Rio declara tolerância zero para quem urinar na rua durante Carnaval

Carlos A. Moreno Rio de Janeiro, 12 fev (EFE).

EFE |

- O refrão popular segundo o qual tudo é permitido no Carnaval não será aplicado neste ano no Rio de Janeiro para quem urinar na rua, sob pena de detenção, comparecimento à delegacia e um processo judicial por ato obsceno em local público.

As autoridades cariocas reiteraram hoje na cerimônia oficial de início do Carnaval mais famoso do Brasil que estão dispostas a reprimir duramente quem urinar na rua.

Pelo menos 62 pessoas foram detidas na última semana pela prática proibida e que geralmente era tolerada. A tendência é que esse número se multiplique significativamente nos próximos quatro dias já que um grupo de guardas municipais recebeu a missão de reprimir o ato.

As cenas de homens urinando em árvores, carros e muros são muito comuns durante os dias de Carnaval no Rio já que, como muitas das festas ocorrem pelas ruas e com alto consumo de cerveja, a demanda por banheiros se multiplica e a oferta não é suficiente.

As inúmeras pessoas que decidem se fantasiar e sair às ruas após um bloco quase não encontram os banheiros químicos que a Prefeitura instalou nos locais de maior concentração.

Um bloco como o famoso Cordão de Bola Preta pode atrair cerca de 500 mil pessoas à festa que tradicionalmente organiza no sábado de Carnaval no centro carioca.
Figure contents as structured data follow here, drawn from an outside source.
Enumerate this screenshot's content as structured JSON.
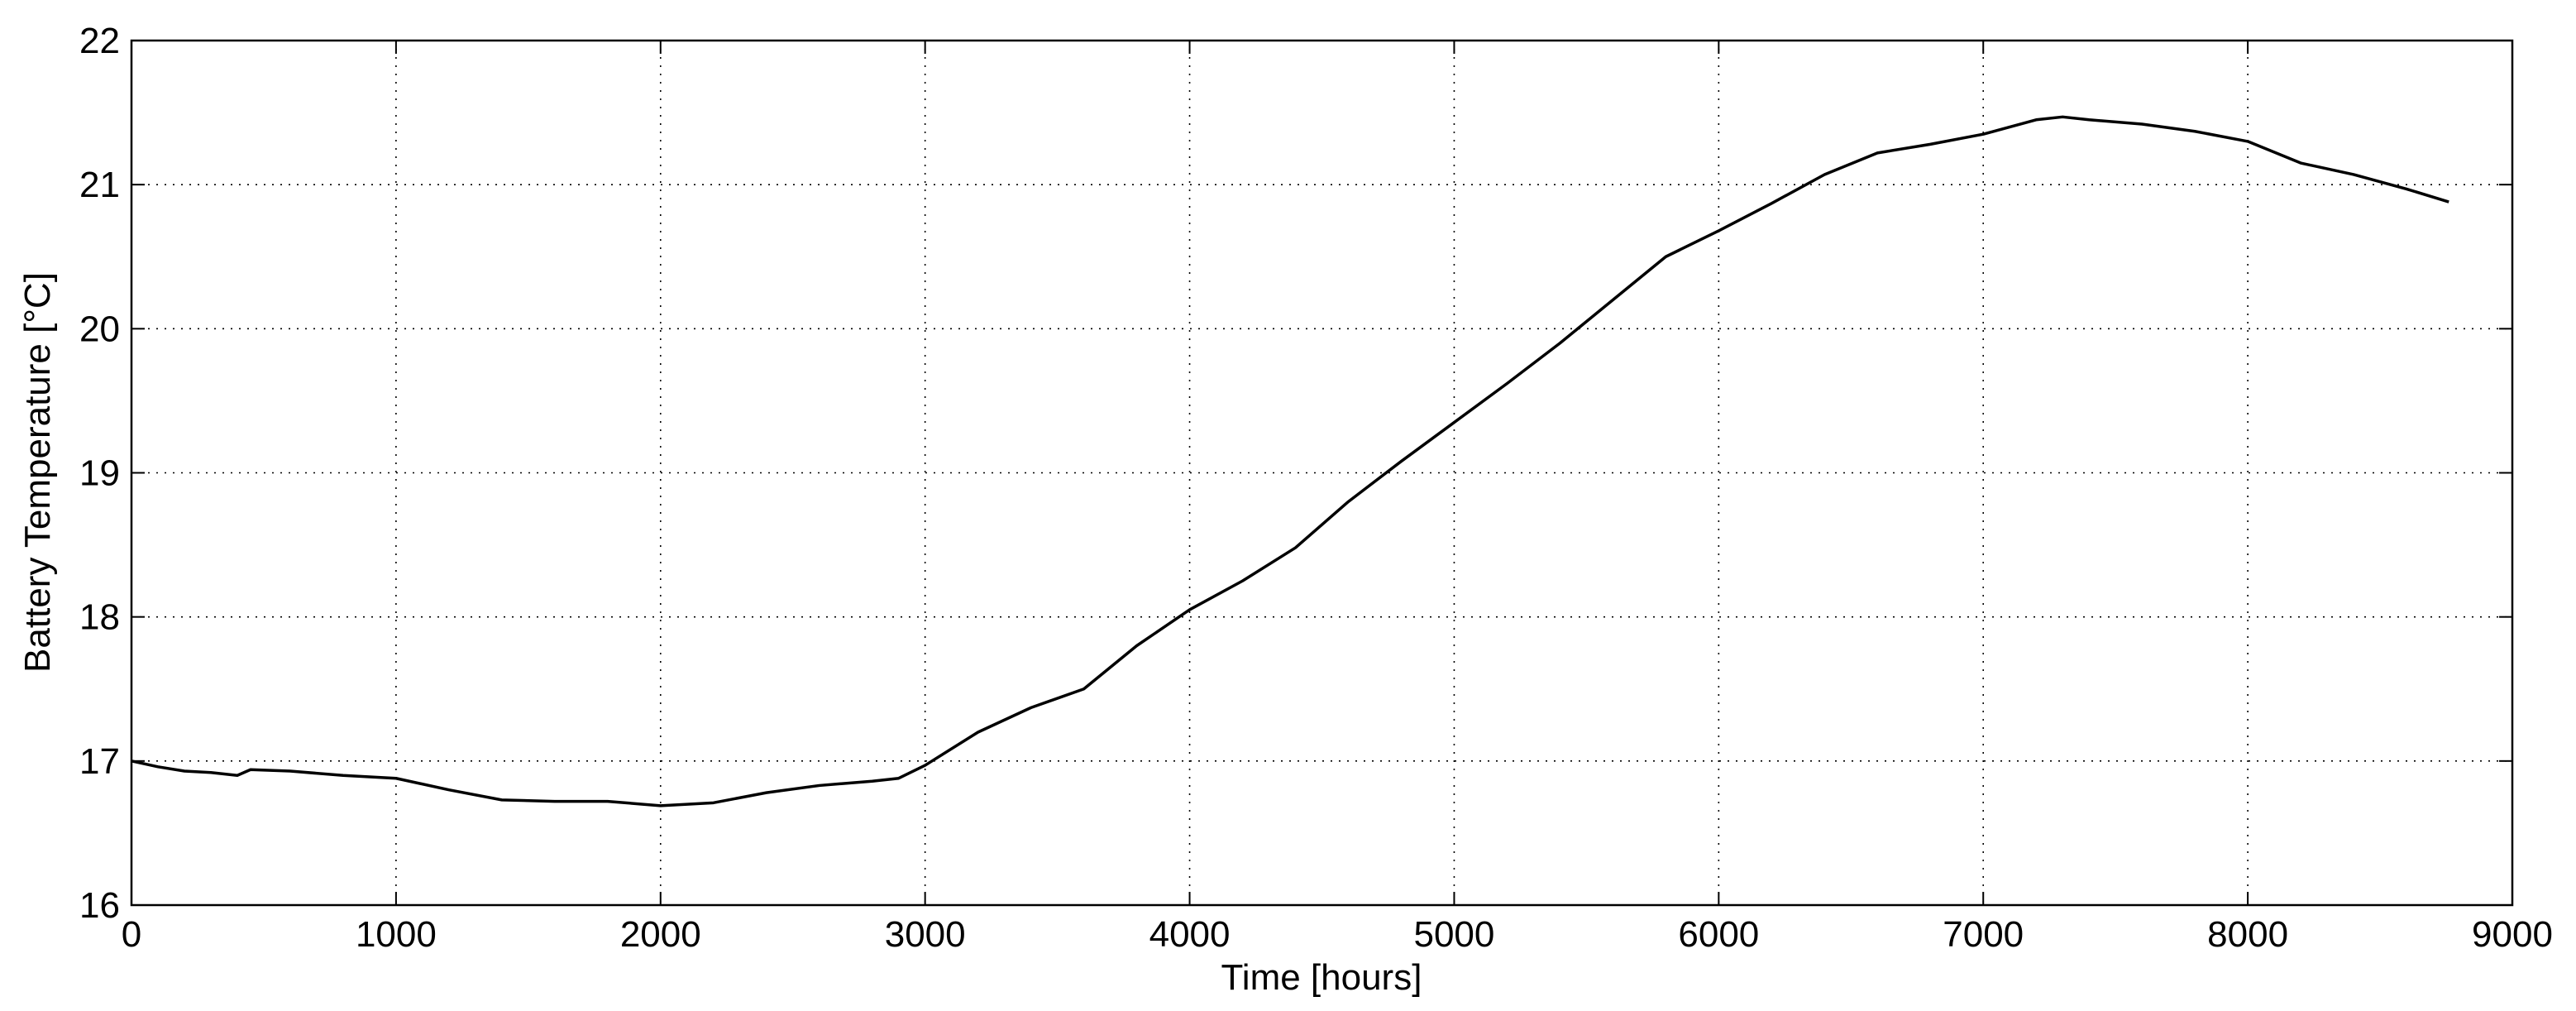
{
  "chart_data": {
    "type": "line",
    "xlabel": "Time [hours]",
    "ylabel": "Battery Temperature [°C]",
    "x": [
      0,
      100,
      200,
      300,
      400,
      450,
      600,
      800,
      1000,
      1200,
      1400,
      1600,
      1800,
      2000,
      2200,
      2400,
      2600,
      2800,
      2900,
      3000,
      3200,
      3400,
      3600,
      3800,
      4000,
      4200,
      4400,
      4600,
      4800,
      5000,
      5200,
      5400,
      5600,
      5800,
      6000,
      6200,
      6400,
      6600,
      6800,
      7000,
      7200,
      7300,
      7400,
      7600,
      7800,
      8000,
      8200,
      8400,
      8600,
      8760
    ],
    "series": [
      {
        "name": "Battery Temperature",
        "color": "#000000",
        "values": [
          17.0,
          16.96,
          16.93,
          16.92,
          16.9,
          16.94,
          16.93,
          16.9,
          16.88,
          16.8,
          16.73,
          16.72,
          16.72,
          16.69,
          16.71,
          16.78,
          16.83,
          16.86,
          16.88,
          16.97,
          17.2,
          17.37,
          17.5,
          17.8,
          18.05,
          18.25,
          18.48,
          18.8,
          19.08,
          19.35,
          19.62,
          19.9,
          20.2,
          20.5,
          20.68,
          20.87,
          21.07,
          21.22,
          21.28,
          21.35,
          21.45,
          21.47,
          21.45,
          21.42,
          21.37,
          21.3,
          21.15,
          21.07,
          20.97,
          20.88
        ]
      }
    ],
    "xlim": [
      0,
      9000
    ],
    "xticks": [
      0,
      1000,
      2000,
      3000,
      4000,
      5000,
      6000,
      7000,
      8000,
      9000
    ],
    "ylim": [
      16,
      22
    ],
    "yticks": [
      16,
      17,
      18,
      19,
      20,
      21,
      22
    ],
    "grid": true
  }
}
Com a maior parte do comércio fechado, os 'apertados' têm que formar longas filas diante dos poucos banheiros da Prefeitura.
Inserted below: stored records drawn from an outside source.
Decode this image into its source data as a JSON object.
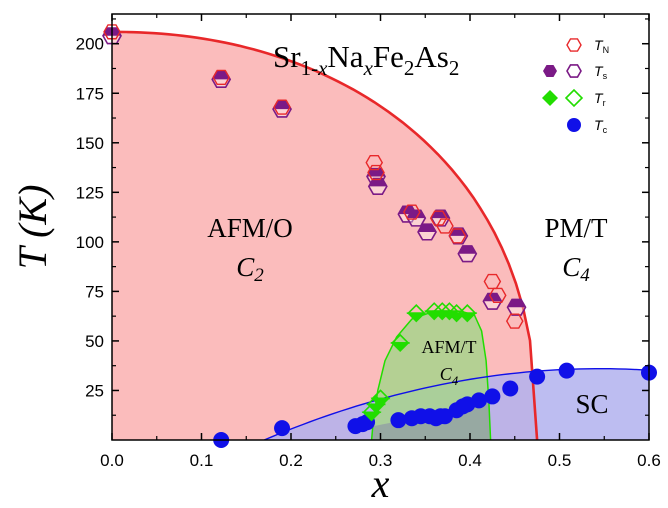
{
  "chart_data": {
    "type": "scatter",
    "title": "Sr1-xNaxFe2As2",
    "title_parts": [
      "Sr",
      "1-",
      "x",
      "Na",
      "x",
      "Fe",
      "2",
      "As",
      "2"
    ],
    "xlabel": "x",
    "ylabel": "T (K)",
    "xlim": [
      0.0,
      0.6
    ],
    "ylim": [
      0,
      215
    ],
    "xticks": [
      "0.0",
      "0.1",
      "0.2",
      "0.3",
      "0.4",
      "0.5",
      "0.6"
    ],
    "yticks": [
      "25",
      "50",
      "75",
      "100",
      "125",
      "150",
      "175",
      "200"
    ],
    "legend_position": "top-right",
    "grid": false,
    "colors": {
      "TN": "#e8282a",
      "Ts": "#7b1a86",
      "Tr": "#22dd00",
      "Tc": "#1010e8",
      "afm_o_fill": "#fbbcbc",
      "afm_t_fill": "#a7d48c",
      "sc_fill": "#b2b2ee"
    },
    "legend": [
      {
        "label": "T",
        "sub": "N",
        "series": "TN"
      },
      {
        "label": "T",
        "sub": "s",
        "series": "Ts"
      },
      {
        "label": "T",
        "sub": "r",
        "series": "Tr"
      },
      {
        "label": "T",
        "sub": "c",
        "series": "Tc"
      }
    ],
    "regions": [
      {
        "label": "AFM/O",
        "sub": "C2"
      },
      {
        "label": "PM/T",
        "sub": "C4"
      },
      {
        "label": "AFM/T",
        "sub": "C4"
      },
      {
        "label": "SC",
        "sub": ""
      }
    ],
    "series": [
      {
        "name": "TN",
        "marker": "hexagon-open",
        "x": [
          0.0,
          0.122,
          0.19,
          0.293,
          0.295,
          0.335,
          0.365,
          0.372,
          0.386,
          0.425,
          0.431,
          0.45
        ],
        "y": [
          206,
          183,
          168,
          140,
          135,
          115,
          112,
          108,
          103,
          80,
          73,
          60
        ]
      },
      {
        "name": "Ts",
        "marker": "hexagon-halffilled",
        "x": [
          0.0,
          0.122,
          0.19,
          0.295,
          0.297,
          0.33,
          0.34,
          0.352,
          0.367,
          0.387,
          0.397,
          0.425,
          0.452
        ],
        "y": [
          204,
          182,
          167,
          133,
          128,
          114,
          112,
          105,
          112,
          103,
          94,
          70,
          67
        ]
      },
      {
        "name": "Tr",
        "marker": "diamond-halffilled",
        "x": [
          0.29,
          0.295,
          0.3,
          0.322,
          0.34,
          0.36,
          0.369,
          0.377,
          0.385,
          0.397
        ],
        "y": [
          14,
          18,
          21,
          49,
          64,
          65,
          65,
          65,
          64,
          64
        ]
      },
      {
        "name": "Tc",
        "marker": "circle-filled",
        "x": [
          0.122,
          0.19,
          0.272,
          0.28,
          0.285,
          0.32,
          0.335,
          0.345,
          0.355,
          0.362,
          0.367,
          0.372,
          0.385,
          0.392,
          0.397,
          0.41,
          0.425,
          0.445,
          0.475,
          0.508,
          0.6
        ],
        "y": [
          0,
          6,
          7,
          8,
          9,
          10,
          11,
          12,
          12,
          11,
          12,
          12,
          15,
          17,
          18,
          20,
          22,
          26,
          32,
          35,
          34
        ]
      }
    ]
  }
}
O secretário de Ordem Pública do Rio de Janeiro, Rodrigo Bethlem, que será o responsável pela fiscalização aos infratores, alegou que o comportamento não será tolerado, já que a Prefeitura aumentou significativamente o número dos banheiros químicos.

Segundo o secretário, a Prefeitura colocou à disposição neste ano 4 mil banhos químicos, um número quatro vezes superior ao do Carnaval de 2009, e um complexo esquema que permite que sejam transferidos diariamente aos locais onde serão necessários.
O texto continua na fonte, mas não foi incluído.